Powell telah mengeluarkan pernyataan bahwa kebijakan moneter harus ditetapkan tanpa tekanan politik; Trump membantah mengetahui adanya surat panggilan tersebut.
Pasar bereaksi negatif terhadap berita ini dalam perdagangan hari Senin, dengan dolar AS, yang biasanya menjadi pelarian di masa ketidakpastian, jatuh terhadap pound dan euro, serta harga emas dan perak naik.
Keraguan tentang kemandirian bank sentral paling penting di dunia meningkat sejak hari Minggu, ketika ketua Federal Reserve mengumumkan bahwa Departemen Kehakiman AS telah melayangkan surat panggilan terhadap The Fed, dan mengancam penyelidikan pidana.

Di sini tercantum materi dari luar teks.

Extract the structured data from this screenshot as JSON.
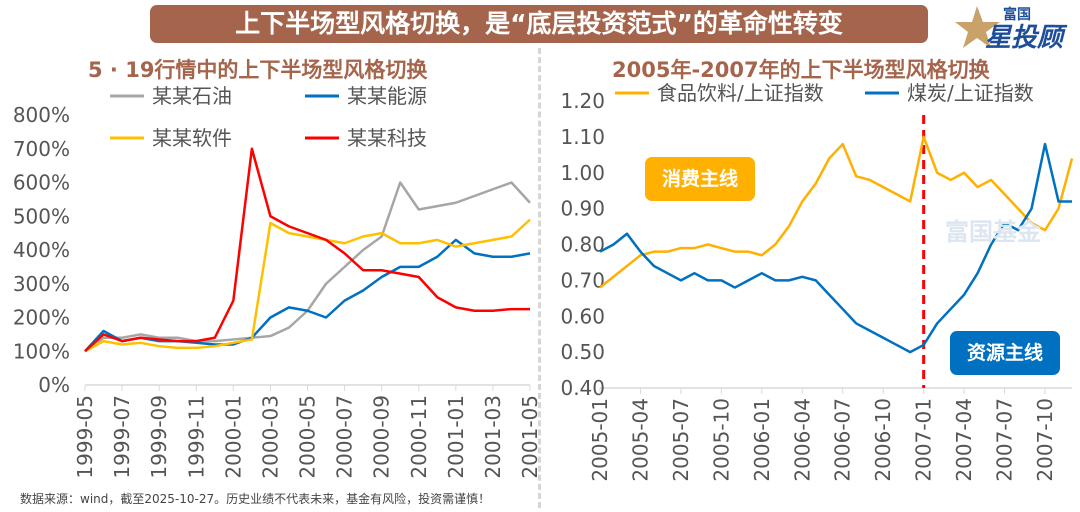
{
  "banner": "上下半场型风格切换，是“底层投资范式”的革命性转变",
  "logo": {
    "top": "富国",
    "main": "星投顾"
  },
  "watermark": "富国基金",
  "footnote": "数据来源：wind，截至2025-10-27。历史业绩不代表未来，基金有风险，投资需谨慎！",
  "chart_data": [
    {
      "type": "line",
      "title": "5 · 19行情中的上下半场型风格切换",
      "ylim": [
        0,
        800
      ],
      "yticks": [
        "0%",
        "100%",
        "200%",
        "300%",
        "400%",
        "500%",
        "600%",
        "700%",
        "800%"
      ],
      "x": [
        "1999-05",
        "1999-06",
        "1999-07",
        "1999-08",
        "1999-09",
        "1999-10",
        "1999-11",
        "1999-12",
        "2000-01",
        "2000-02",
        "2000-03",
        "2000-04",
        "2000-05",
        "2000-06",
        "2000-07",
        "2000-08",
        "2000-09",
        "2000-10",
        "2000-11",
        "2000-12",
        "2001-01",
        "2001-02",
        "2001-03",
        "2001-04",
        "2001-05"
      ],
      "xticks": [
        "1999-05",
        "1999-07",
        "1999-09",
        "1999-11",
        "2000-01",
        "2000-03",
        "2000-05",
        "2000-07",
        "2000-09",
        "2000-11",
        "2001-01",
        "2001-03",
        "2001-05"
      ],
      "legend": "top",
      "series": [
        {
          "name": "某某石油",
          "color": "#a6a6a6",
          "values": [
            100,
            140,
            140,
            150,
            140,
            140,
            130,
            130,
            135,
            140,
            145,
            170,
            220,
            300,
            350,
            400,
            440,
            600,
            520,
            530,
            540,
            560,
            580,
            600,
            540
          ]
        },
        {
          "name": "某某能源",
          "color": "#0070c0",
          "values": [
            100,
            160,
            130,
            140,
            130,
            130,
            125,
            120,
            120,
            140,
            200,
            230,
            220,
            200,
            250,
            280,
            320,
            350,
            350,
            380,
            430,
            390,
            380,
            380,
            390
          ]
        },
        {
          "name": "某某软件",
          "color": "#ffc000",
          "values": [
            100,
            130,
            120,
            125,
            115,
            110,
            110,
            115,
            125,
            135,
            480,
            450,
            440,
            430,
            420,
            440,
            450,
            420,
            420,
            430,
            410,
            420,
            430,
            440,
            490
          ]
        },
        {
          "name": "某某科技",
          "color": "#ff0000",
          "values": [
            100,
            150,
            130,
            140,
            135,
            130,
            130,
            140,
            250,
            700,
            500,
            470,
            450,
            430,
            390,
            340,
            340,
            330,
            320,
            260,
            230,
            220,
            220,
            225,
            225
          ]
        }
      ]
    },
    {
      "type": "line",
      "title": "2005年-2007年的上下半场型风格切换",
      "ylim": [
        0.4,
        1.2
      ],
      "yticks": [
        "0.40",
        "0.50",
        "0.60",
        "0.70",
        "0.80",
        "0.90",
        "1.00",
        "1.10",
        "1.20"
      ],
      "x": [
        "2005-01",
        "2005-02",
        "2005-03",
        "2005-04",
        "2005-05",
        "2005-06",
        "2005-07",
        "2005-08",
        "2005-09",
        "2005-10",
        "2005-11",
        "2005-12",
        "2006-01",
        "2006-02",
        "2006-03",
        "2006-04",
        "2006-05",
        "2006-06",
        "2006-07",
        "2006-08",
        "2006-09",
        "2006-10",
        "2006-11",
        "2006-12",
        "2007-01",
        "2007-02",
        "2007-03",
        "2007-04",
        "2007-05",
        "2007-06",
        "2007-07",
        "2007-08",
        "2007-09",
        "2007-10",
        "2007-11",
        "2007-12"
      ],
      "xticks": [
        "2005-01",
        "2005-04",
        "2005-07",
        "2005-10",
        "2006-01",
        "2006-04",
        "2006-07",
        "2006-10",
        "2007-01",
        "2007-04",
        "2007-07",
        "2007-10"
      ],
      "legend": "top",
      "marker_line": {
        "x": "2007-01",
        "color": "#ff0000",
        "style": "dashed"
      },
      "annotations": [
        {
          "text": "消费主线",
          "color": "#ffb000"
        },
        {
          "text": "资源主线",
          "color": "#0070c0"
        }
      ],
      "series": [
        {
          "name": "食品饮料/上证指数",
          "color": "#ffb000",
          "values": [
            0.68,
            0.71,
            0.74,
            0.77,
            0.78,
            0.78,
            0.79,
            0.79,
            0.8,
            0.79,
            0.78,
            0.78,
            0.77,
            0.8,
            0.85,
            0.92,
            0.97,
            1.04,
            1.08,
            0.99,
            0.98,
            0.96,
            0.94,
            0.92,
            1.1,
            1.0,
            0.98,
            1.0,
            0.96,
            0.98,
            0.94,
            0.9,
            0.86,
            0.84,
            0.9,
            1.04
          ]
        },
        {
          "name": "煤炭/上证指数",
          "color": "#0070c0",
          "values": [
            0.78,
            0.8,
            0.83,
            0.78,
            0.74,
            0.72,
            0.7,
            0.72,
            0.7,
            0.7,
            0.68,
            0.7,
            0.72,
            0.7,
            0.7,
            0.71,
            0.7,
            0.66,
            0.62,
            0.58,
            0.56,
            0.54,
            0.52,
            0.5,
            0.52,
            0.58,
            0.62,
            0.66,
            0.72,
            0.8,
            0.86,
            0.84,
            0.9,
            1.08,
            0.92,
            0.92
          ]
        }
      ]
    }
  ]
}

Ancaman tersebut, yang berfokus pada pernyataan Powell sebelum Kongres saat dimintai keterangan mengenai biaya tinggi untuk renovasi gedung The Fed, menandai eskalasi besar dalam konflik lama yang memanas antara ketua dan Presiden AS Donald Trump.
Bagi Powell, langkah terbaru ini menandakan upaya untuk memaksa kebijakan moneter yang sesuai dengan kepentingan presiden. Bagi pelaku pasar, hal ini mengandung risiko inflasi.